La Regione Emilia-Romagna ha da tempo effettuato la scelta di una strategia integrata per il governo della mobilità, in grado di coordinarsi con le altre politiche regionali con l’obiettivo di garantire la coesione sociale e la qualità della vita, coniugando ambiente, economia e società.

Tale strategia non si limita a fornire risposte infrastrutturali o di servizi alla crescita dei flussi di trasporto, ma punta in generale a garantire corretti livelli di accessibilità alle persone e alle merci, in una logica che riduca la necessità di spostamenti, li ottimizzi e li indirizzi verso modalità più sostenibili, anche agendo sul piano dei comportamenti.

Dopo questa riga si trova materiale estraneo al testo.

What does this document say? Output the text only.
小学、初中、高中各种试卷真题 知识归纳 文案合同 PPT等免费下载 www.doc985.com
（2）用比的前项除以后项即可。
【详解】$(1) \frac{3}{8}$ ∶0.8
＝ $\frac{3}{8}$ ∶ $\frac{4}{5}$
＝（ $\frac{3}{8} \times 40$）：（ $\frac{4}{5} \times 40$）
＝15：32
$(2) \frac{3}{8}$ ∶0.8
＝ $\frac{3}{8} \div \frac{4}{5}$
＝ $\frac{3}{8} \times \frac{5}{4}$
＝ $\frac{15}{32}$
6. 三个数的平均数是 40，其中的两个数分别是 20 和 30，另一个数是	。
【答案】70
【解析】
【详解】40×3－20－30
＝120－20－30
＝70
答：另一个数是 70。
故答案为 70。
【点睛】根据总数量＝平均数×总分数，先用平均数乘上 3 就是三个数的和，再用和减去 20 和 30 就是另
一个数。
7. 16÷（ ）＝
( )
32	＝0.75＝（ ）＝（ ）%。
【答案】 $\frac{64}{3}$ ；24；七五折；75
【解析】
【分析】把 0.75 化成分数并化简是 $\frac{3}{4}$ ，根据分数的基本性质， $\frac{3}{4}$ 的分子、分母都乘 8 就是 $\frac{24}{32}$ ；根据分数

La mobilità sostenibile deve essere attenta agli impatti ambientali e energetici, e alle diverse esigenze di cittadine e cittadini, favorendo la conciliazione dei tempi di vita e di lavoro delle diverse componenti sociali con attenzione alle fasce deboli della cittadinanza.

Tale compito richiede un impegno unitario a livello istituzionale, sociale ed economico, e potrà essere raggiunto solo con il confronto e il coinvolgimento di tutti gli attori sociali.

La Pianificazione dei Trasporti gioca un importante ruolo nella definizione dell’organizzazione urbana e territoriale, del quadro infrastrutturale e dei servizi, della loro efficacia e organizzazione, della promozione dei comportamenti migliori e in generale del “governo della domanda”.

In questo campo, il principale strumento dell’azione regionale è il Piano Regionale Integrato dei Trasporti - PRIT, definito dalla Legge Regionale n°30/1998.

A partire dall’approvazione del PRIT98, la Regione ha definito e elaborato alcuni strumenti a supporto delle decisioni di pianificazione, ed in particolare il modello della mobilità regionale, capace di considerare, oltre agli aspetti trasportistici in senso stretto, anche quelli ambientali ed economici connessi.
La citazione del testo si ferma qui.